As in Italy, then, what is happening in KZN is mafia politics. Political scores are settled through sponsored murder. Hitmen are bought for as cheaply as R5000 to eliminate political opponents. Growing evidence says the hostels are their den.
It is naive to think that Jacob Zuma’s departure from the presidency of the African National Congress will clean the rot and the murderous tendencies within its political culture. No. The cancer is too far gone.
Under Thabo Mbeki there were gangrenous limbs, but now the whole organism has been infected. It needs to die and fertilise something new and better to be born.
Nothing less than what Pope Francis calls the authentic politics in the form of charity will work “to ensure a future of hope and to promote the dignity of each person”.
Of course, economic reform must be shifted to remove systems which magnify inequality and poverty. But we first require ethical politics. And this can come about only when good people organise themselves against the malady of corruption and crime.
Corrupt Politicians Try to Buy Church and Social Institutions
Talk about self-cleansing is just another ruse to sink us deeper into mayhem.
Most worrying are unhealthy rumours that our own Church in some places is getting mixed up in these toxic party politics. It’s a long and tested ruse by corrupt politicians to buy the Church and social institutions of charity. It is their last refuge to purchase some form of moral capital.
Pope Francis says that the criminal groups use economic, social, and political weaknesses as a “fertile ground to achieve their deplorable projects”. He warns: “The money of dirty affairs and mafia crimes is blood money and produces an unequal power.”
These criminal organisations, whose members often claim to live devout Christian lives while continuing to carry out heinous crimes, create a “social wound”, the pope says.
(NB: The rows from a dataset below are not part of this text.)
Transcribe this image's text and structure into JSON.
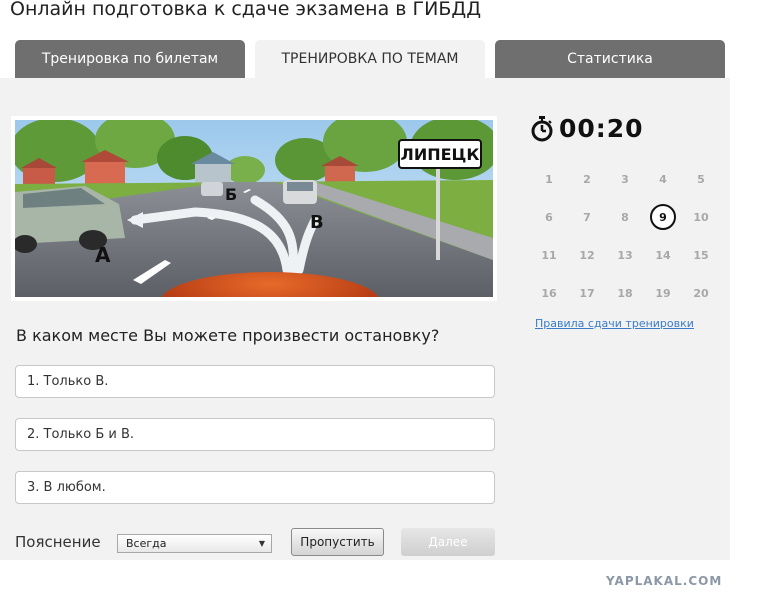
{
  "page": {
    "title": "Онлайн подготовка к сдаче экзамена в ГИБДД"
  },
  "tabs": [
    {
      "label": "Тренировка по билетам",
      "active": false
    },
    {
      "label": "ТРЕНИРОВКА ПО ТЕМАМ",
      "active": true
    },
    {
      "label": "Статистика",
      "active": false
    }
  ],
  "scene": {
    "sign_text": "ЛИПЕЦК",
    "labels": {
      "a": "А",
      "b": "Б",
      "v": "В"
    }
  },
  "question": {
    "text": "В каком месте Вы можете произвести остановку?"
  },
  "answers": [
    {
      "text": "1. Только В."
    },
    {
      "text": "2. Только Б и В."
    },
    {
      "text": "3. В любом."
    }
  ],
  "explanation": {
    "label": "Пояснение",
    "selected": "Всегда"
  },
  "buttons": {
    "skip": "Пропустить",
    "next": "Далее"
  },
  "timer": {
    "value": "00:20"
  },
  "grid": {
    "numbers": [
      "1",
      "2",
      "3",
      "4",
      "5",
      "6",
      "7",
      "8",
      "9",
      "10",
      "11",
      "12",
      "13",
      "14",
      "15",
      "16",
      "17",
      "18",
      "19",
      "20"
    ],
    "current": "9"
  },
  "rules_link": "Правила сдачи тренировки",
  "watermark": "YAPLAKAL.COM"
}
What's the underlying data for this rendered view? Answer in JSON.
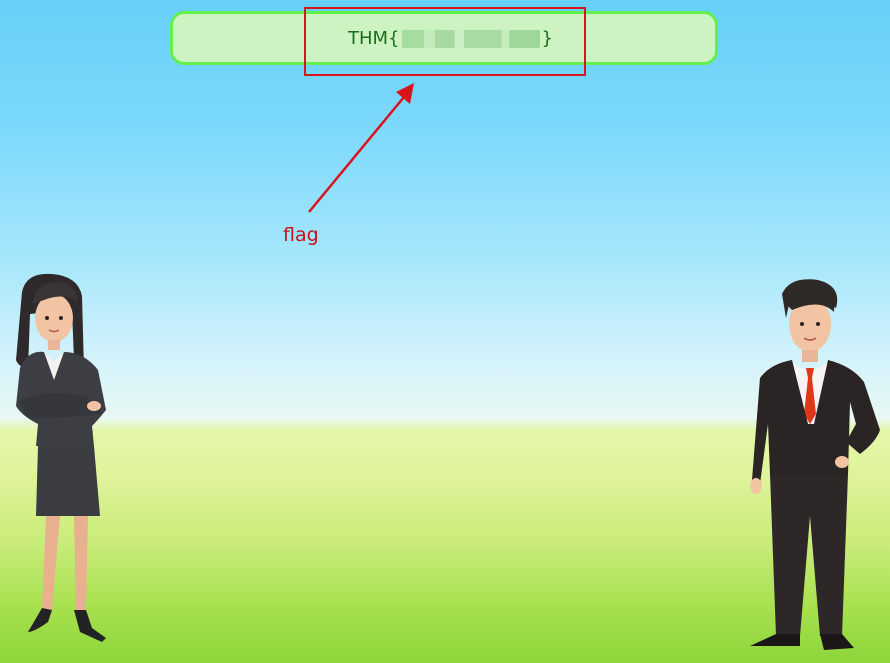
{
  "flag": {
    "prefix": "THM{",
    "suffix": "}",
    "redacted": true
  },
  "annotation": {
    "label": "flag",
    "color": "#d9141c"
  },
  "figures": [
    {
      "name": "businesswoman",
      "pose": "arms-crossed"
    },
    {
      "name": "businessman",
      "pose": "hand-on-hip"
    }
  ],
  "colors": {
    "sky_top": "#67d0f8",
    "grass": "#8cd63b",
    "flag_box_fill": "#ccf3c1",
    "flag_box_border": "#62f04a",
    "flag_text": "#1c6e1a"
  }
}
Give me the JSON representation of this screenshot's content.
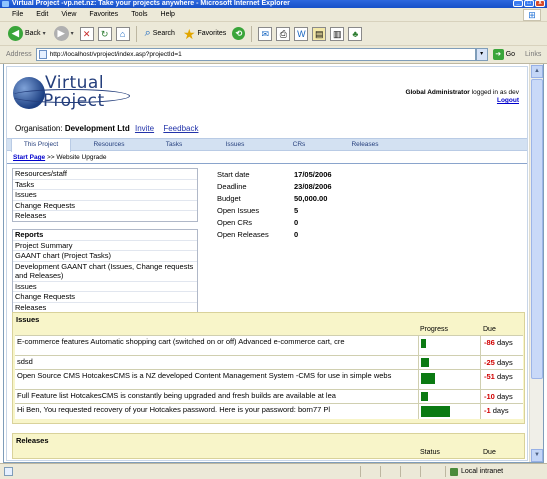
{
  "window": {
    "title": "Virtual Project -vp.net.nz: Take your projects anywhere - Microsoft Internet Explorer",
    "min": "_",
    "max": "□",
    "close": "x"
  },
  "menu": [
    "File",
    "Edit",
    "View",
    "Favorites",
    "Tools",
    "Help"
  ],
  "toolbar": {
    "back": "Back",
    "search": "Search",
    "favorites": "Favorites"
  },
  "address": {
    "label": "Address",
    "url": "http://localhost/vproject/index.asp?projectId=1",
    "go": "Go",
    "links": "Links"
  },
  "logo": {
    "line1": "Virtual",
    "line2": "Project"
  },
  "user": {
    "name": "Global Administrator",
    "status": "logged in as dev",
    "logout": "Logout"
  },
  "org": {
    "label": "Organisation:",
    "name": "Development Ltd",
    "invite": "Invite",
    "feedback": "Feedback"
  },
  "tabs": [
    "This Project",
    "Resources",
    "Tasks",
    "Issues",
    "CRs",
    "Releases"
  ],
  "breadcrumb": {
    "start": "Start Page",
    "sep": ">>",
    "current": "Website Upgrade"
  },
  "side_menu": [
    "Resources/staff",
    "Tasks",
    "Issues",
    "Change Requests",
    "Releases"
  ],
  "reports": {
    "title": "Reports",
    "items": [
      "Project Summary",
      "GAANT chart (Project Tasks)",
      "Development GAANT chart (Issues, Change requests and Releases)",
      "Issues",
      "Change Requests",
      "Releases"
    ]
  },
  "project_info": [
    {
      "label": "Start date",
      "value": "17/05/2006"
    },
    {
      "label": "Deadline",
      "value": "23/08/2006"
    },
    {
      "label": "Budget",
      "value": "50,000.00"
    },
    {
      "label": "Open Issues",
      "value": "5"
    },
    {
      "label": "Open CRs",
      "value": "0"
    },
    {
      "label": "Open Releases",
      "value": "0"
    }
  ],
  "issues_panel": {
    "title": "Issues",
    "progress_header": "Progress",
    "due_header": "Due",
    "rows": [
      {
        "text": "E-commerce features Automatic shopping cart (switched on or off) Advanced e-commerce cart, cre",
        "progress": 0.09,
        "due": "-86",
        "unit": "days"
      },
      {
        "text": "sdsd",
        "progress": 0.14,
        "due": "-25",
        "unit": "days"
      },
      {
        "text": "Open Source CMS HotcakesCMS is a NZ developed Content Management System -CMS for use in simple webs",
        "progress": 0.24,
        "due": "-51",
        "unit": "days"
      },
      {
        "text": "Full Feature list HotcakesCMS is constantly being upgraded and fresh builds are available at lea",
        "progress": 0.12,
        "due": "-10",
        "unit": "days"
      },
      {
        "text": "Hi Ben, You requested recovery of your Hotcakes password. Here is your password: born77 Pl",
        "progress": 0.5,
        "due": "-1",
        "unit": "days"
      }
    ]
  },
  "releases_panel": {
    "title": "Releases",
    "status_header": "Status",
    "due_header": "Due"
  },
  "statusbar": {
    "zone": "Local intranet"
  }
}
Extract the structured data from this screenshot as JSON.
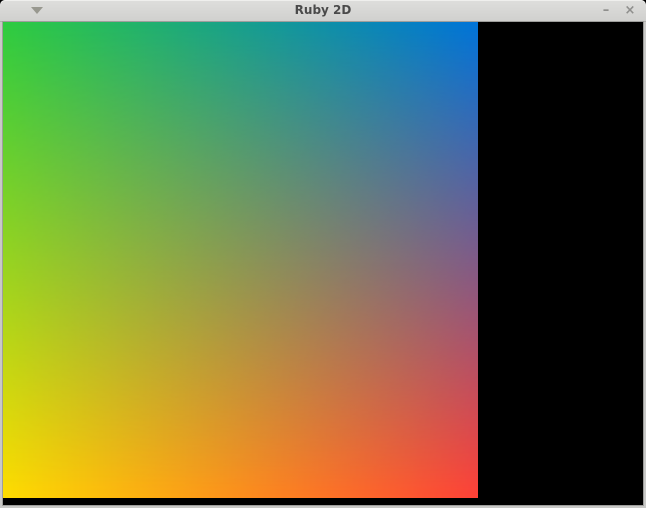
{
  "window": {
    "title": "Ruby 2D",
    "controls": {
      "menu_icon": "triangle-down",
      "minimize_label": "–",
      "close_label": "×"
    }
  },
  "canvas": {
    "background_color": "#000000",
    "quad": {
      "top_left_color": "#2ECC40",
      "top_right_color": "#0074D9",
      "bottom_left_color": "#FFDC00",
      "bottom_right_color": "#FF4136"
    }
  }
}
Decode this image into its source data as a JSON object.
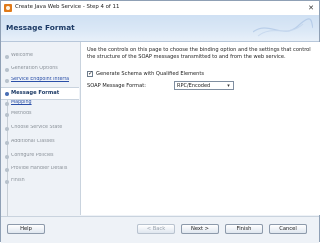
{
  "window": {
    "title": "Create Java Web Service - Step 4 of 11",
    "close_glyph": "✕"
  },
  "header": {
    "title": "Message Format"
  },
  "nav": {
    "items": [
      {
        "label": "Welcome",
        "state": "disabled"
      },
      {
        "label": "Generation Options",
        "state": "disabled"
      },
      {
        "label": "Service Endpoint Interfa",
        "state": "link"
      },
      {
        "label": "Message Format",
        "state": "current"
      },
      {
        "label": "Mapping",
        "state": "link"
      },
      {
        "label": "Methods",
        "state": "disabled"
      },
      {
        "label": "Choose Service State",
        "state": "disabled"
      },
      {
        "label": "Additional Classes",
        "state": "disabled"
      },
      {
        "label": "Configure Policies",
        "state": "disabled"
      },
      {
        "label": "Provide Handler Details",
        "state": "disabled"
      },
      {
        "label": "Finish",
        "state": "disabled"
      }
    ]
  },
  "content": {
    "description": "Use the controls on this page to choose the binding option and the settings that control the structure of the SOAP messages transmitted to and from the web service.",
    "schema_checkbox": {
      "label": "Generate Schema with Qualified Elements",
      "checked": true,
      "mark": "✓"
    },
    "format": {
      "label": "SOAP Message Format:",
      "value": "RPC/Encoded",
      "arrow": "▾"
    }
  },
  "buttons": {
    "help": "Help",
    "back": "< Back",
    "next": "Next >",
    "finish": "Finish",
    "cancel": "Cancel"
  }
}
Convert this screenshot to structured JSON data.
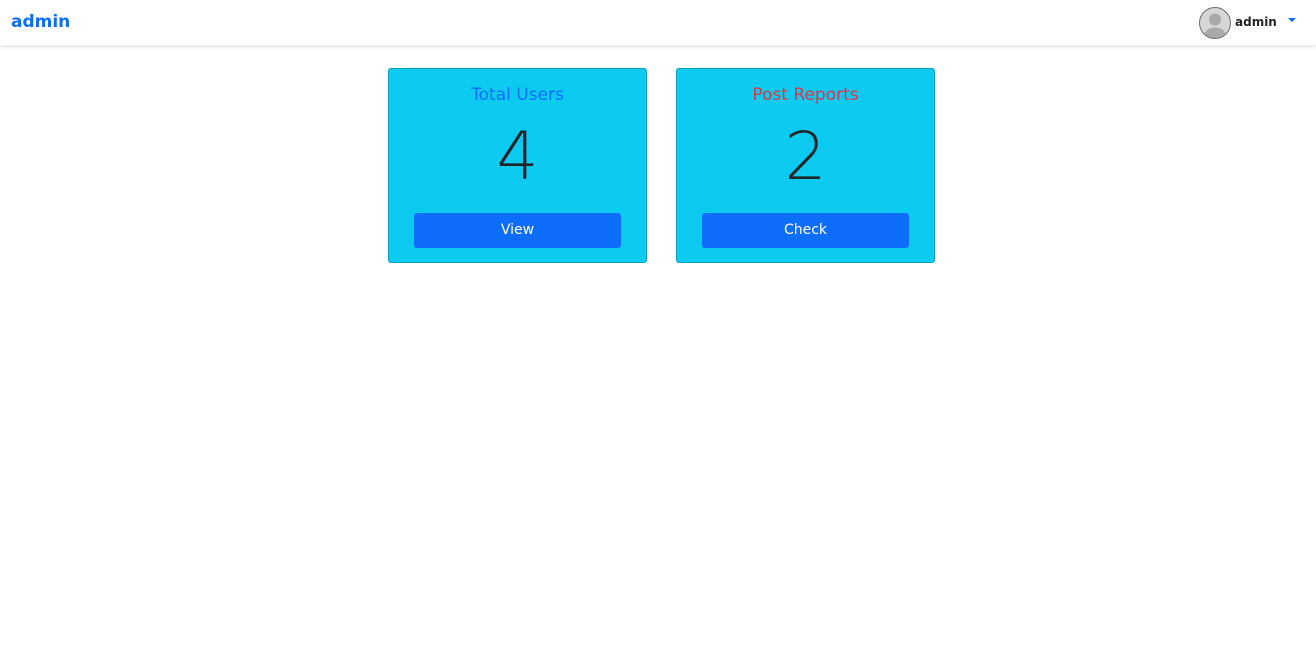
{
  "navbar": {
    "brand": "admin",
    "user": {
      "name": "admin",
      "avatar_icon": "user-avatar-icon",
      "menu_icon": "caret-down-icon"
    }
  },
  "cards": [
    {
      "title": "Total Users",
      "value": "4",
      "button_label": "View",
      "title_color": "#0d6efd"
    },
    {
      "title": "Post Reports",
      "value": "2",
      "button_label": "Check",
      "title_color": "#dc3545"
    }
  ],
  "colors": {
    "card_background": "#0dcaf0",
    "primary": "#0d6efd",
    "danger": "#dc3545"
  }
}
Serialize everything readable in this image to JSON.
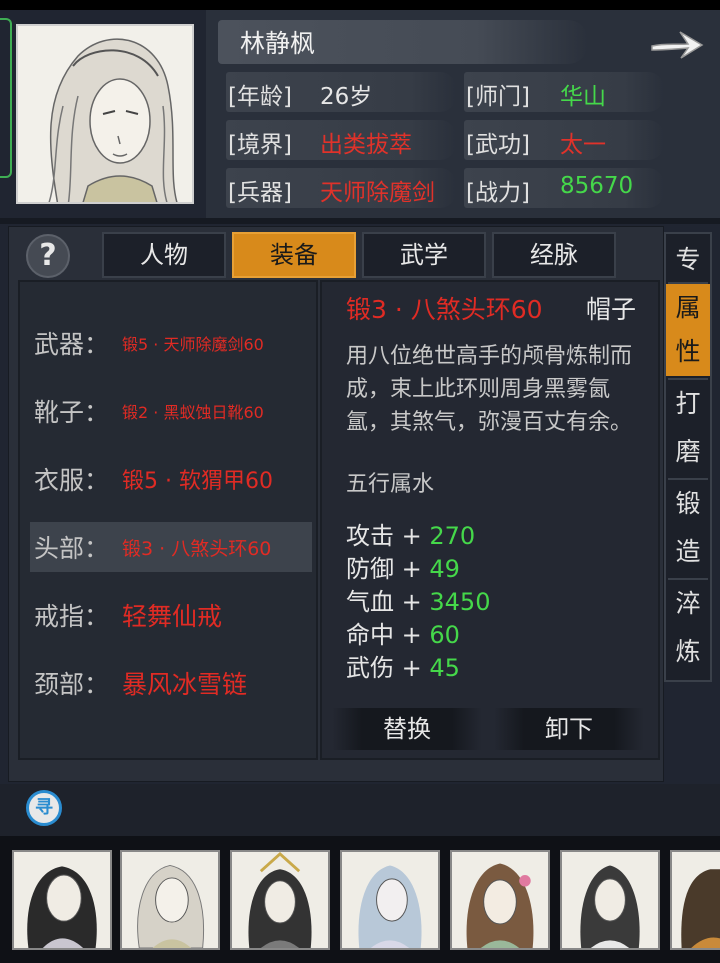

The Church must not allow itself to be bought and used to promote backdoor nefarious deeds. Nor must it give a platform to those who amend their impiety by dusting their Catholicism only when they see political gain.
Church Must Not Lower its Guard
Of course they’ll claim the Church as their foundation now and then when it suits them. But, like King Saul, the spirit of God has departed from them. They now consult the divinities and the spirits of the dead.
The Church must never lower its guard against what St Augustine termed “mammon of unrighteousness”.
The ANC is a party that was founded, through God’s providence, by men of the cloth, deep faith and prophetic light for the political future of our country. Alas, it has now been overtaken by the spirit of mammon. Its absurdities and internal contradictions have long been seen by some—now it has become glaring to the many.